Frank and her colleagues at the BU Schools of Medicine and Public Health reevaluated data from 36 studies dating back to 1984. They reviewed the physical growth, cognitive abilities, language skills, motor skills, and behavior of children with prenatal exposure to cocaine. The researchers found no consistent negative association between prenatal cocaine exposure and physical growth, developmental test scores, or receptive or expressive language. The study suggests that prenatal exposure to tobacco, marijuana, or alcohol, as well as the quality of the child's postnatal environment, may contribute more to developmental impairments than cocaine exposure.

"As rates of cocaine addiction soared in the late 1980s and early 1990s, the media described these children as 'doomed,' a biologic underclass of children unable to learn or love," Frank says. "That is simply not the case. In fact, the research suggests that poverty plays a much more destructive role in these children's lives than prenatal cocaine exposure."

The study appeared in the March 27 issue of the Journal of the American Medical Association.

Finding the perfect match. Researchers routinely use gel-based hybridization technologies to compare DNA sequences, which is a slow and tedious process. Chip-based microarray technologies now under development are expected to speed up the process, allowing hundreds, even thousands, of comparisons on a single chip. But the new technologies, dependent upon complex procedures to immobilize DNA, also require long incubation times and fluorescent or radioactive labeling. These methods also tend to produce mismatched hybrids, or "false positives," according to CAS Assistant Professor of Chemistry Rosina Georgiadis. And, she adds, none of these approaches allows you to see what is happening on a molecular level during the process, in real time.

Georgiadis, CAS Research Associate Richard Heaton, and graduate students Alexander Peterson (GRS'02) and Lauren Wolf (GRS'04), a presidential university graduate fellow, have developed an alternative. Their novel laser-based tool, called optical surface plasmon resonance spectroscopy (SPR), allows them to observe DNA hybridization in action. A digital camera, filming through the back of the chip, records the target DNA as it attaches itself to probes immobilized on a thin layer of gold on the opposite surface.

The researchers have been granted a provisional patent on a further modification of this technique, called electrostatic SPR, that eliminates the need for labeling while significantly increasing the speed and accuracy of hybridization. Electrostatic SPR exploits the negatively charged phosphate backbone of DNA.
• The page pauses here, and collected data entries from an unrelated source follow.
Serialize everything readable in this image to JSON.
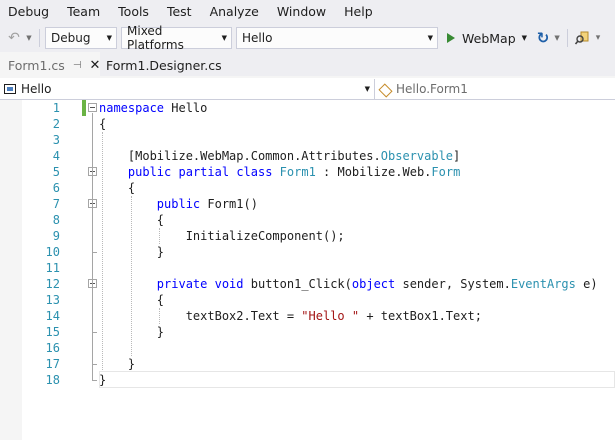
{
  "menu": [
    "Debug",
    "Team",
    "Tools",
    "Test",
    "Analyze",
    "Window",
    "Help"
  ],
  "toolbar": {
    "configuration": "Debug",
    "platform": "Mixed Platforms",
    "project": "Hello",
    "run_target": "WebMap"
  },
  "tabs": [
    {
      "label": "Form1.cs",
      "active": true
    },
    {
      "label": "Form1.Designer.cs",
      "active": false
    }
  ],
  "navbar": {
    "left": "Hello",
    "right": "Hello.Form1"
  },
  "editor": {
    "lines": [
      {
        "n": "1",
        "tokens": [
          {
            "t": "namespace",
            "c": "kw"
          },
          {
            "t": " Hello"
          }
        ]
      },
      {
        "n": "2",
        "tokens": [
          {
            "t": "{"
          }
        ]
      },
      {
        "n": "3",
        "tokens": []
      },
      {
        "n": "4",
        "tokens": [
          {
            "t": "    [Mobilize.WebMap.Common.Attributes."
          },
          {
            "t": "Observable",
            "c": "ty"
          },
          {
            "t": "]"
          }
        ]
      },
      {
        "n": "5",
        "tokens": [
          {
            "t": "    "
          },
          {
            "t": "public",
            "c": "kw"
          },
          {
            "t": " "
          },
          {
            "t": "partial",
            "c": "kw"
          },
          {
            "t": " "
          },
          {
            "t": "class",
            "c": "kw"
          },
          {
            "t": " "
          },
          {
            "t": "Form1",
            "c": "ty"
          },
          {
            "t": " : Mobilize.Web."
          },
          {
            "t": "Form",
            "c": "ty"
          }
        ]
      },
      {
        "n": "6",
        "tokens": [
          {
            "t": "    {"
          }
        ]
      },
      {
        "n": "7",
        "tokens": [
          {
            "t": "        "
          },
          {
            "t": "public",
            "c": "kw"
          },
          {
            "t": " Form1()"
          }
        ]
      },
      {
        "n": "8",
        "tokens": [
          {
            "t": "        {"
          }
        ]
      },
      {
        "n": "9",
        "tokens": [
          {
            "t": "            InitializeComponent();"
          }
        ]
      },
      {
        "n": "10",
        "tokens": [
          {
            "t": "        }"
          }
        ]
      },
      {
        "n": "11",
        "tokens": []
      },
      {
        "n": "12",
        "tokens": [
          {
            "t": "        "
          },
          {
            "t": "private",
            "c": "kw"
          },
          {
            "t": " "
          },
          {
            "t": "void",
            "c": "kw"
          },
          {
            "t": " button1_Click("
          },
          {
            "t": "object",
            "c": "kw"
          },
          {
            "t": " sender, System."
          },
          {
            "t": "EventArgs",
            "c": "ty"
          },
          {
            "t": " e)"
          }
        ]
      },
      {
        "n": "13",
        "tokens": [
          {
            "t": "        {"
          }
        ]
      },
      {
        "n": "14",
        "tokens": [
          {
            "t": "            textBox2.Text = "
          },
          {
            "t": "\"Hello \"",
            "c": "st"
          },
          {
            "t": " + textBox1.Text;"
          }
        ]
      },
      {
        "n": "15",
        "tokens": [
          {
            "t": "        }"
          }
        ]
      },
      {
        "n": "16",
        "tokens": []
      },
      {
        "n": "17",
        "tokens": [
          {
            "t": "    }"
          }
        ]
      },
      {
        "n": "18",
        "tokens": [
          {
            "t": "}"
          }
        ]
      }
    ],
    "fold_lines": [
      "1",
      "5",
      "7",
      "12"
    ]
  }
}
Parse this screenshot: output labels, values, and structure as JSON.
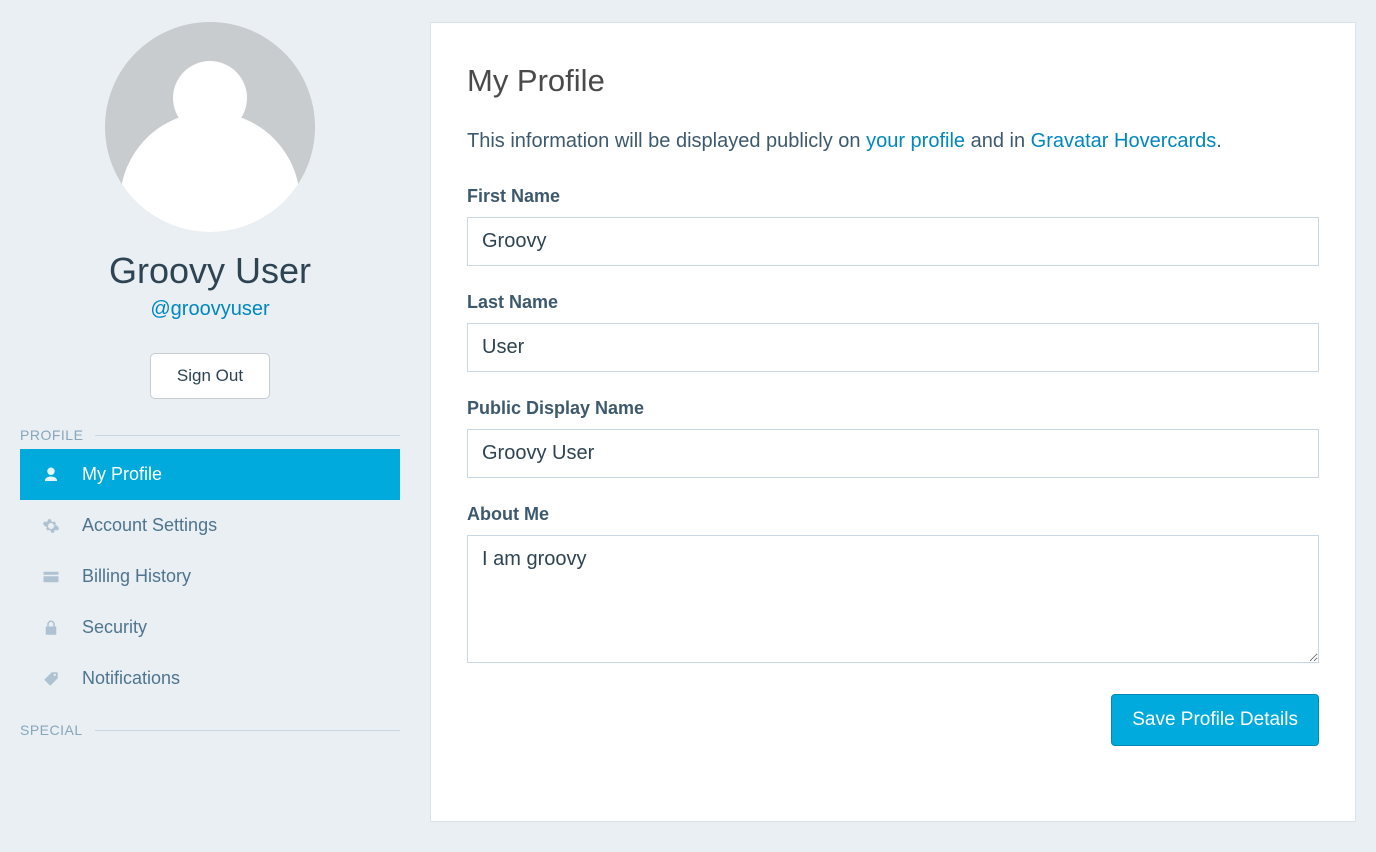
{
  "sidebar": {
    "display_name": "Groovy User",
    "handle": "@groovyuser",
    "signout_label": "Sign Out",
    "sections": {
      "profile_label": "PROFILE",
      "special_label": "SPECIAL"
    },
    "nav": [
      {
        "label": "My Profile",
        "icon": "user",
        "active": true
      },
      {
        "label": "Account Settings",
        "icon": "gear",
        "active": false
      },
      {
        "label": "Billing History",
        "icon": "card",
        "active": false
      },
      {
        "label": "Security",
        "icon": "lock",
        "active": false
      },
      {
        "label": "Notifications",
        "icon": "tag",
        "active": false
      }
    ]
  },
  "main": {
    "title": "My Profile",
    "intro_prefix": "This information will be displayed publicly on ",
    "intro_link1": "your profile",
    "intro_mid": " and in ",
    "intro_link2": "Gravatar Hovercards",
    "intro_suffix": ".",
    "fields": {
      "first_name": {
        "label": "First Name",
        "value": "Groovy"
      },
      "last_name": {
        "label": "Last Name",
        "value": "User"
      },
      "public_display_name": {
        "label": "Public Display Name",
        "value": "Groovy User"
      },
      "about_me": {
        "label": "About Me",
        "value": "I am groovy"
      }
    },
    "save_label": "Save Profile Details"
  }
}
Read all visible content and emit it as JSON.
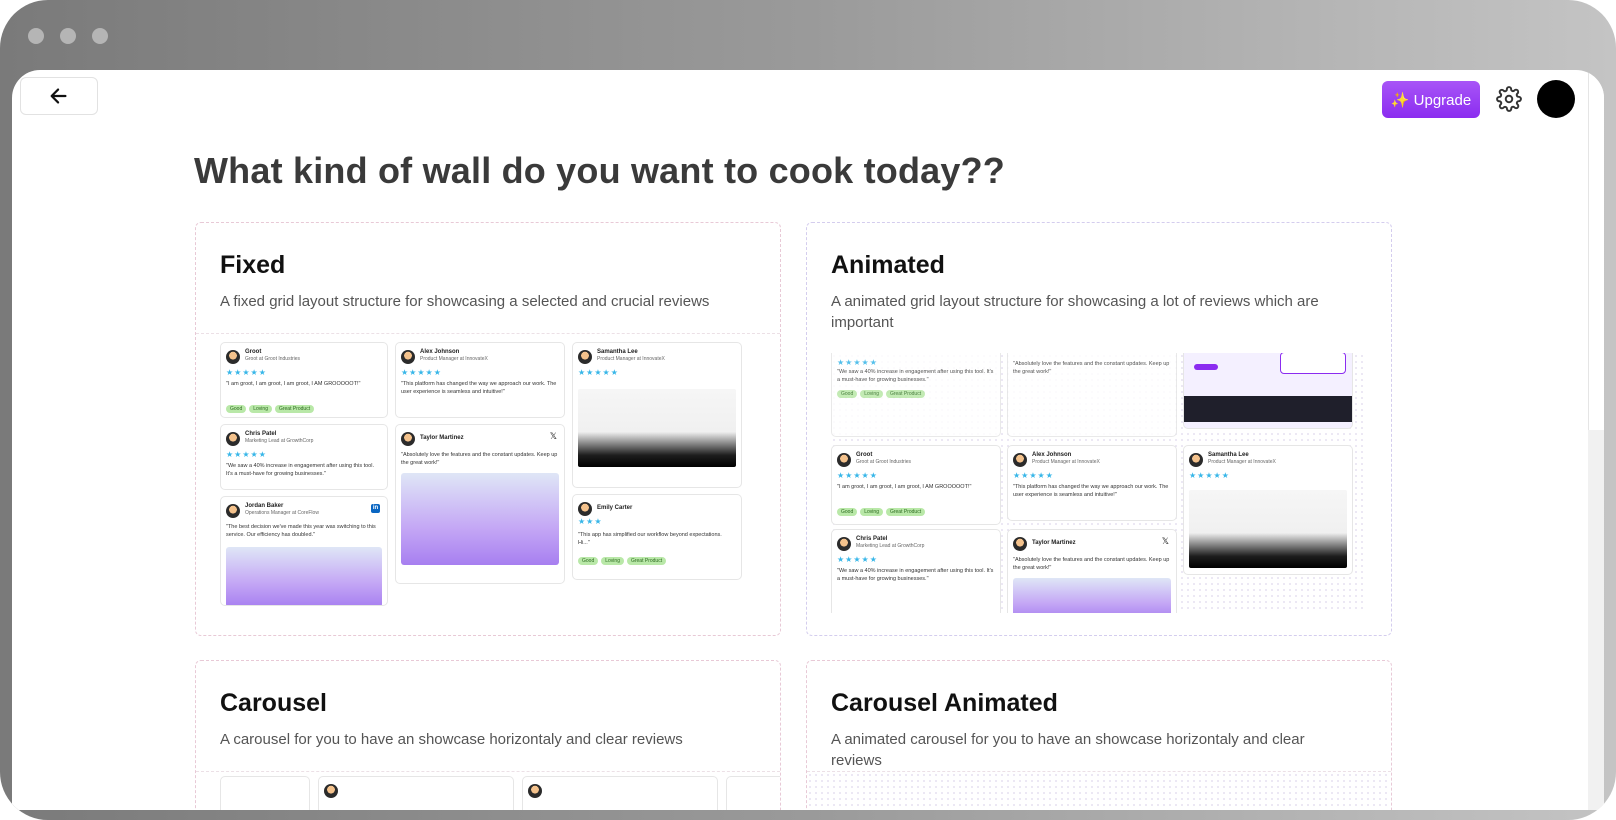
{
  "header": {
    "upgrade_label": "✨ Upgrade",
    "icons": [
      "arrow-left-icon",
      "gear-icon"
    ]
  },
  "page": {
    "title": "What kind of wall do you want to cook today??"
  },
  "cards": [
    {
      "title": "Fixed",
      "description": "A fixed grid layout structure for showcasing a selected and crucial reviews"
    },
    {
      "title": "Animated",
      "description": "A animated grid layout structure for showcasing a lot of reviews which are important"
    },
    {
      "title": "Carousel",
      "description": "A carousel for you to have an showcase horizontaly and clear reviews"
    },
    {
      "title": "Carousel Animated",
      "description": "A animated carousel for you to have an showcase horizontaly and clear reviews"
    }
  ],
  "preview_reviews": {
    "groot": {
      "name": "Groot",
      "role": "Groot at Groot Industries",
      "text": "\"I am groot, I am groot, I am groot, I AM GROOOOOT!\""
    },
    "alex": {
      "name": "Alex Johnson",
      "role": "Product Manager at InnovateX",
      "text": "\"This platform has changed the way we approach our work. The user experience is seamless and intuitive!\""
    },
    "samantha": {
      "name": "Samantha Lee",
      "role": "Product Manager at InnovateX"
    },
    "chris": {
      "name": "Chris Patel",
      "role": "Marketing Lead at GrowthCorp",
      "text": "\"We saw a 40% increase in engagement after using this tool. It's a must-have for growing businesses.\""
    },
    "taylor": {
      "name": "Taylor Martinez",
      "text": "\"Absolutely love the features and the constant updates. Keep up the great work!\""
    },
    "jordan": {
      "name": "Jordan Baker",
      "role": "Operations Manager at CoreFlow",
      "text": "\"The best decision we've made this year was switching to this service. Our efficiency has doubled.\""
    },
    "emily": {
      "name": "Emily Carter",
      "text": "\"This app has simplified our workflow beyond expectations. Hi...\""
    },
    "tags": [
      "Good",
      "Loving",
      "Great Product"
    ],
    "stars": "★★★★★",
    "stars3": "★★★"
  }
}
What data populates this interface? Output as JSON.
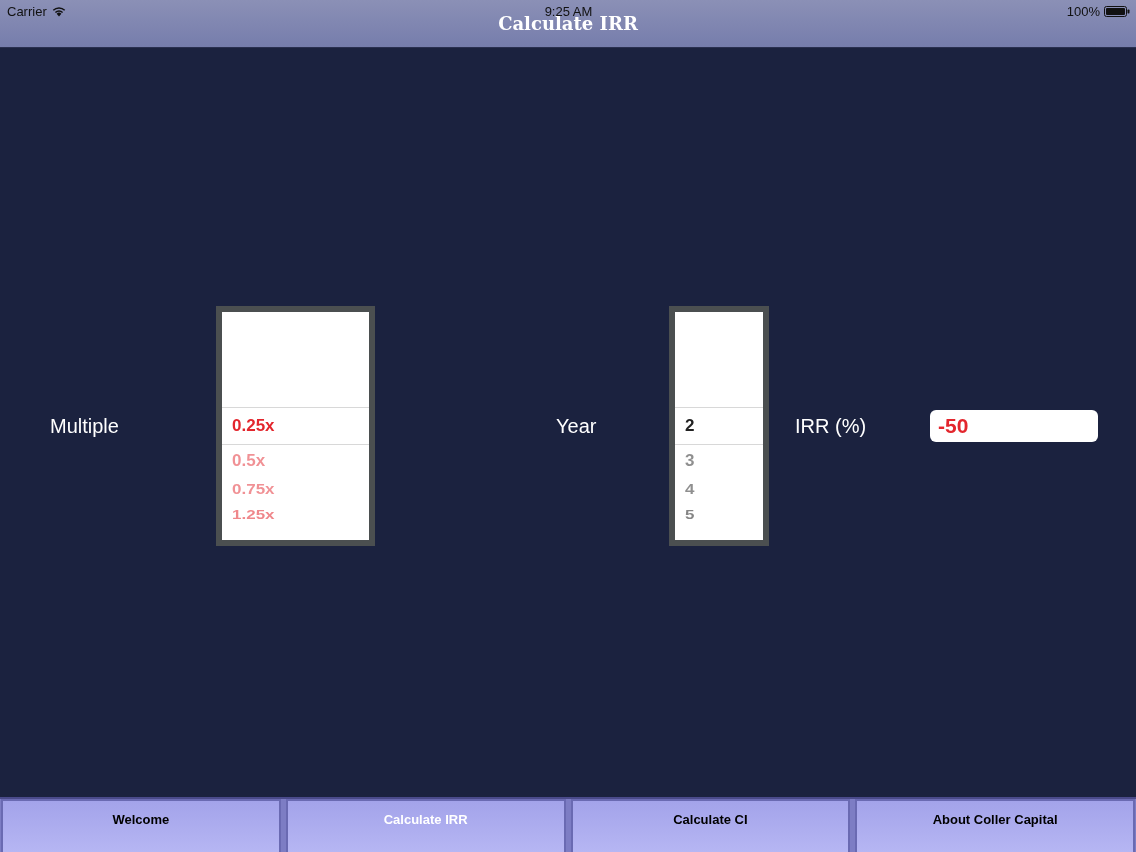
{
  "status_bar": {
    "carrier": "Carrier",
    "time": "9:25 AM",
    "battery": "100%"
  },
  "nav_bar": {
    "title": "Calculate IRR"
  },
  "form": [
    {
      "kind": "label",
      "text": "Multiple"
    },
    {
      "kind": "picker",
      "color": "#e3262d",
      "options": [
        {
          "label": "0.25x",
          "selected": true
        },
        {
          "label": "0.5x",
          "selected": false
        },
        {
          "label": "0.75x",
          "selected": false
        },
        {
          "label": "1.25x",
          "selected": false
        }
      ]
    },
    {
      "kind": "label",
      "text": "Year"
    },
    {
      "kind": "picker",
      "color": "#222222",
      "options": [
        {
          "label": "2",
          "selected": true
        },
        {
          "label": "3",
          "selected": false
        },
        {
          "label": "4",
          "selected": false
        },
        {
          "label": "5",
          "selected": false
        }
      ]
    },
    {
      "kind": "label",
      "text": "IRR (%)"
    },
    {
      "kind": "output",
      "value": "-50"
    }
  ],
  "tabs": [
    {
      "label": "Welcome",
      "selected": false
    },
    {
      "label": "Calculate IRR",
      "selected": true
    },
    {
      "label": "Calculate CI",
      "selected": false
    },
    {
      "label": "About Coller Capital",
      "selected": false
    }
  ]
}
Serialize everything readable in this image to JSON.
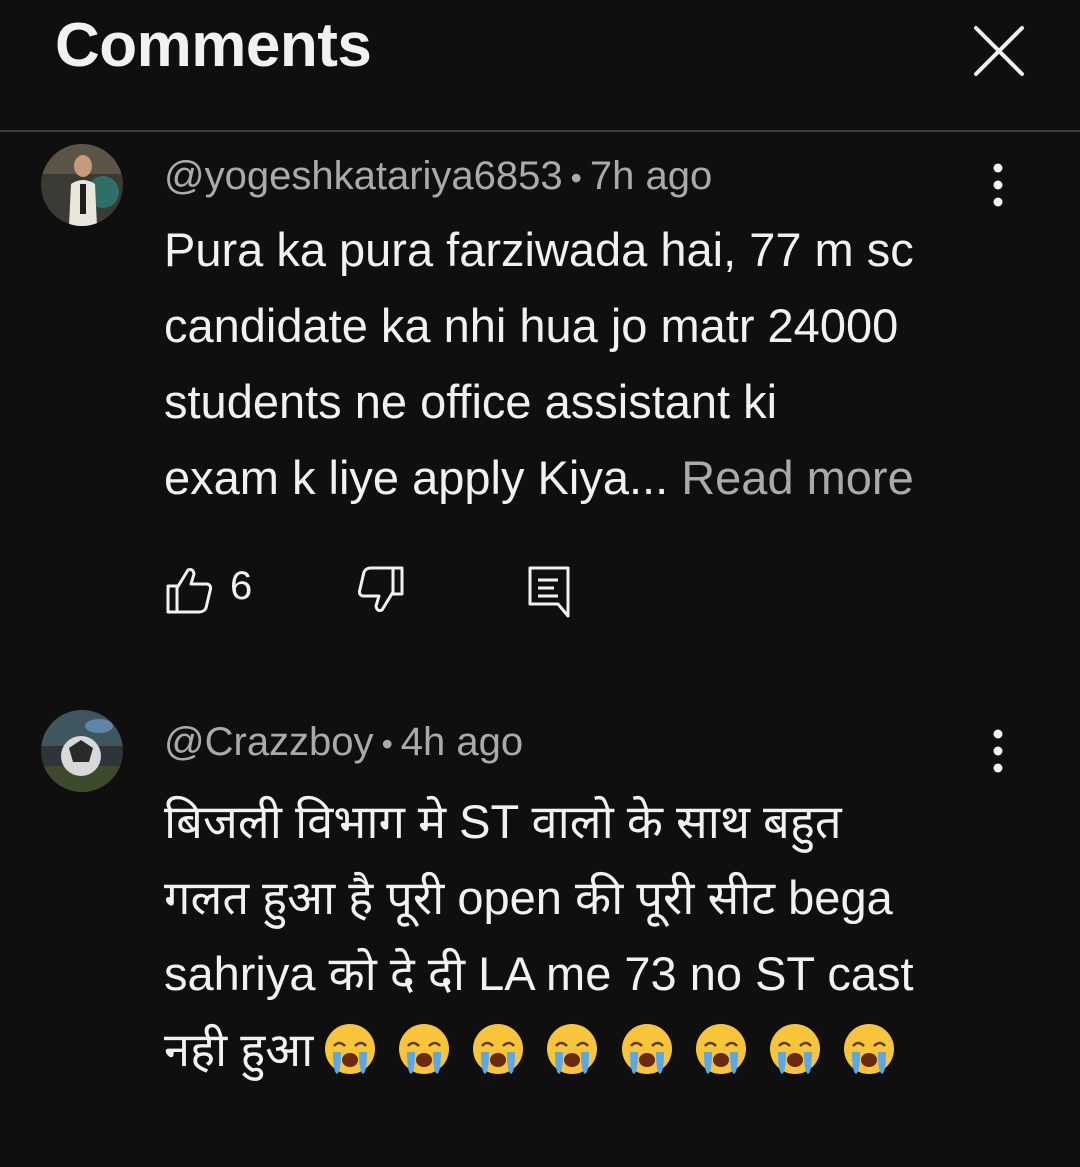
{
  "header": {
    "title": "Comments"
  },
  "icons": {
    "close": "close-icon",
    "more": "vertical-dots-icon",
    "like": "thumbs-up-icon",
    "dislike": "thumbs-down-icon",
    "reply": "reply-icon",
    "emoji": "loudly-crying-face"
  },
  "colors": {
    "background": "#0f0f0f",
    "text_primary": "#f1f1f1",
    "text_secondary": "#aaaaaa",
    "divider": "#3a3a3a"
  },
  "comments": [
    {
      "author": "@yogeshkatariya6853",
      "separator": "•",
      "time": "7h ago",
      "lines": [
        "Pura ka pura farziwada hai, 77 m sc",
        "candidate ka nhi hua jo matr 24000",
        "students ne office assistant ki",
        "exam k liye apply Kiya..."
      ],
      "read_more": "Read more",
      "likes": "6"
    },
    {
      "author": "@Crazzboy",
      "separator": "•",
      "time": "4h ago",
      "lines": [
        "बिजली विभाग मे ST वालो के साथ बहुत",
        "गलत हुआ है पूरी open की पूरी सीट bega",
        "sahriya को दे दी LA me 73 no ST cast",
        "नही हुआ"
      ],
      "emojis": "😭😭😭😭😭😭😭😭"
    }
  ]
}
When a positive electric field is created on the surface of the chip, potential DNA matches are attracted to the probes. Subsequently reversing the field repels all but the strongest matches, leaving only those that are perfect hybrids. The entire process takes minutes rather than hours, and is also effective in examining how molecules and proteins bind with DNA, making it an ideal tool for pharmaceutical research and the development of new diagnostic tools.

Having proved these concepts for single DNA targets, Georgiadis has recently received National Science Foundation funding to extend the process to an array mode, measuring hybridization for multiple targets at once. She and her group have also recently received National Institutes of Health funding to use electrostatic SPR to better understand the mechanisms of a new anticancer drug now in phase II clinical trials.

A paper detailing electrostatic SPR appeared in a recent issue of Proceedings of the National Academy of Science.